A priori podemos pensar que, no momento em que os bens são vendidos ao cliente francês, mas, que não saem de imediato para fora do território nacional, porque vão ser transformados, que o sujeito passivo português não pode aplicar a isenção da alínea a) do artigo 14.º do RITI.
No entanto, se existirem provas de que as mercadorias saem fisicamente do Território Nacional para o Estado-membro: França, resulta que o sujeito passivo português à partida poderá beneficiar de isenção da norma da alínea a) do artigo 14.º do RITI, conforme veremos de seguida.
Nos termos do artigo 6.º do CIVA, são tributáveis as transmissões de bens que estejam situados no território nacional no momento em que se inicia o transporte ou expedição para o adquirente ou, no caso de não haver expedição ou transporte, no momento em que são postos à disposição do adquirente.
E, se estamos perante transmissões físicas de bens para outro país da União Europeia temos de observar o regime do IVA nas transações intracomunitárias (RITI).
Nos termos do n.º 1 do artigo 7.º do RITI, «considera-se transmissão de bens efetuada a título oneroso, para além das previstas no artigo 3.º do Código do IVA, a transferência de bens móveis corpóreos expedidos ou transportados pelo sujeito passivo ou por sua conta, com destino a outro Estado-membro, para as necessidades da sua empresa.»
Da conjugação dos princípios de tributação no destino com o da neutralidade de imposto surgem as regras de isenção nas transmissões intracomunitárias, designadamente as do artigo 14.º do RITI.
Assim, para que se possa aplicar a isenção da alínea a) do n.º 1 do artigo 14.º do RITI é necessário a verificação de três requisitos, cumulativamente:
- Em primeiro lugar, é obrigatório que o adquirente faculte ao fornecedor português o respetivo NIF atribuído pelo Estado-membro de destino dos bens, e que esse NIF seja válido no VIES.
- Em segundo lugar, a isenção passa também a estar dependente do fornecedor submeter a declaração recapitulativa, incluindo nessa declaração as respetivas transmissões intracomunitárias de bens a que seja aplicada essa isenção.

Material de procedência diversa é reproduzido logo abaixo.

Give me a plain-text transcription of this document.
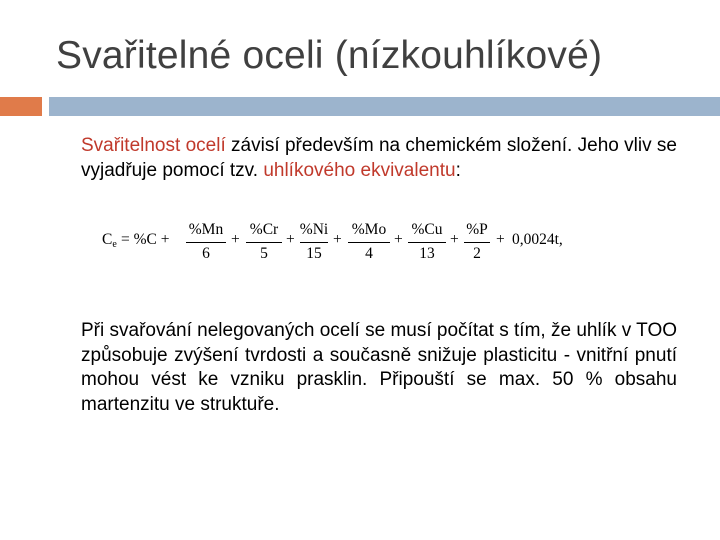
Svařitelné oceli (nízkouhlíkové)

Svařitelnost ocelí závisí především na chemickém složení. Jeho vliv se vyjadřuje pomocí tzv. uhlíkového ekvivalentu:

$C_e = \%C$ +
%Mn
6
+
%Cr
5
+
%Ni
15
+
%Mo
4
+
%Cu
13
+
%P
2
+ 0,0024t,

Při svařování nelegovaných ocelí se musí počítat s tím, že uhlík v TOO způsobuje zvýšení tvrdosti a současně snižuje plasticitu - vnitřní pnutí mohou vést ke vzniku prasklin. Připouští se max. 50 % obsahu martenzitu ve struktuře.
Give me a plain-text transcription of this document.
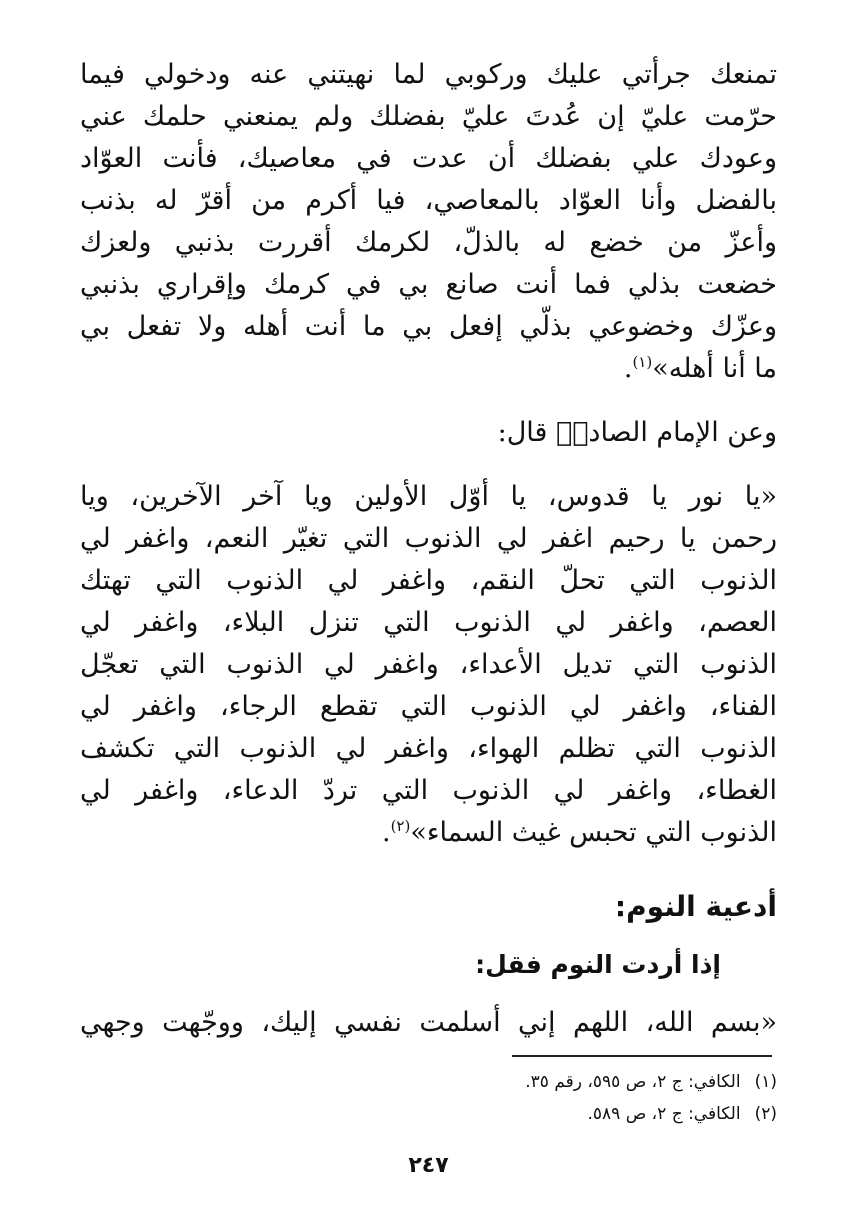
تمنعك جرأتي عليك وركوبي لما نهيتني عنه ودخولي فيما
حرّمت عليّ إن عُدتَ عليّ بفضلك ولم يمنعني حلمك عني
وعودك علي بفضلك أن عدت في معاصيك، فأنت العوّاد
بالفضل وأنا العوّاد بالمعاصي، فيا أكرم من أقرّ له بذنب
وأعزّ من خضع له بالذلّ، لكرمك أقررت بذنبي ولعزك
خضعت بذلي فما أنت صانع بي في كرمك وإقراري بذنبي
وعزّك وخضوعي بذلّي إفعل بي ما أنت أهله ولا تفعل بي
ما أنا أهله»$^{(١)}$.
وعن الإمام الصادقؑ قال:
«يا نور يا قدوس، يا أوّل الأولين ويا آخر الآخرين، ويا
رحمن يا رحيم اغفر لي الذنوب التي تغيّر النعم، واغفر لي
الذنوب التي تحلّ النقم، واغفر لي الذنوب التي تهتك
العصم، واغفر لي الذنوب التي تنزل البلاء، واغفر لي
الذنوب التي تديل الأعداء، واغفر لي الذنوب التي تعجّل
الفناء، واغفر لي الذنوب التي تقطع الرجاء، واغفر لي
الذنوب التي تظلم الهواء، واغفر لي الذنوب التي تكشف
الغطاء، واغفر لي الذنوب التي تردّ الدعاء، واغفر لي
الذنوب التي تحبس غيث السماء»$^{(٢)}$.
أدعية النوم:
إذا أردت النوم فقل:
«بسم الله، اللهم إني أسلمت نفسي إليك، ووجّهت وجهي
(١)الكافي: ج ٢، ص ٥٩٥، رقم ٣٥.
(٢)الكافي: ج ٢، ص ٥٨٩.
٢٤٧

Até final de 2019, apesar de ser obrigatória a submissão da declaração recapitulativa, do seu incumprimento não fazia depender a possibilidade de aplicação da isenção de IVA.
- Em terceiro lugar, para aplicar a isenção é necessário que o fornecedor dos bens tenha na sua posse documentos de prova.
Portanto, a questão essencial, no caso em concreto, será a comprovação de que os bens se destinam para um outro país da União Europeia (França), e independentemente de os bens serem objeto de transformação por outro sujeito passivo português.
No que se refere à aplicação da isenção de IVA nas transmissões intracomunitárias de bens, mais concretamente no que concerne aos elementos de prova, é de referir as recentes alterações/ desenvolvimentos desta temática.
A diretiva (UE) 2018/1910 do Conselho, de 4 de dezembro, que regula a isenção de IVA prevista no n.º 1 do artigo 138.º da diretiva 2006/112/CE do Conselho, de 28 de novembro de 2006, o qual corresponde, na legislação interna, ao artigo 14.º do RITI, aditou a esse artigo um novo n.º 1-A, cuja entrada em vigor ocorreu em todos os Estados-membros em 1 de janeiro de 2020.
O regulamento de execução (UE) 2018/1912 do Conselho, de 4 de dezembro de 2018 aditou ao regulamento de execução (UE) n.º 282/2011 do Conselho, de 15 de março, o artigo 45.º-A, o qual vem estabelecer novas regras, de aplicação comum em todos os Estados-membros, com vista à prova dos requisitos necessários à isenção do IVA nas transmissões intracomunitárias de bens.
As alterações introduzidas ao regulamento de execução da diretiva do IVA, foram já objeto de clarificação através do ofício-circulado n.º 30 218/2020, de 3 de fevereiro.
A diretiva 2006/112/CE estabelece uma série de condições para isentar de IVA as entregas de bens no contexto de certas operações intracomunitárias. Uma dessas condições é que os bens têm de ser transportados ou expedidos de um Estado-membro para outro. No entanto, a abordagem divergente entre os Estados-membros na aplicação dessas isenções às operações transfronteiriças criou dificuldades e insegurança jurídica para as empresas. Trata-se de uma situação contrária ao objetivo de reforçar as trocas comerciais intra-União e de abolir as fronteiras fiscais. Importa, por conseguinte, especificar e harmonizar as condições em que as isenções podem ser aplicadas. Dado que a fraude transfronteiriça ao IVA está essencialmente ligada à isenção das entregas intracomunitárias, é necessário especificar determinadas circunstâncias em que os bens deverão ser considerados como tendo sido transportados ou expedidos a partir do território do Estado-membro de entrega.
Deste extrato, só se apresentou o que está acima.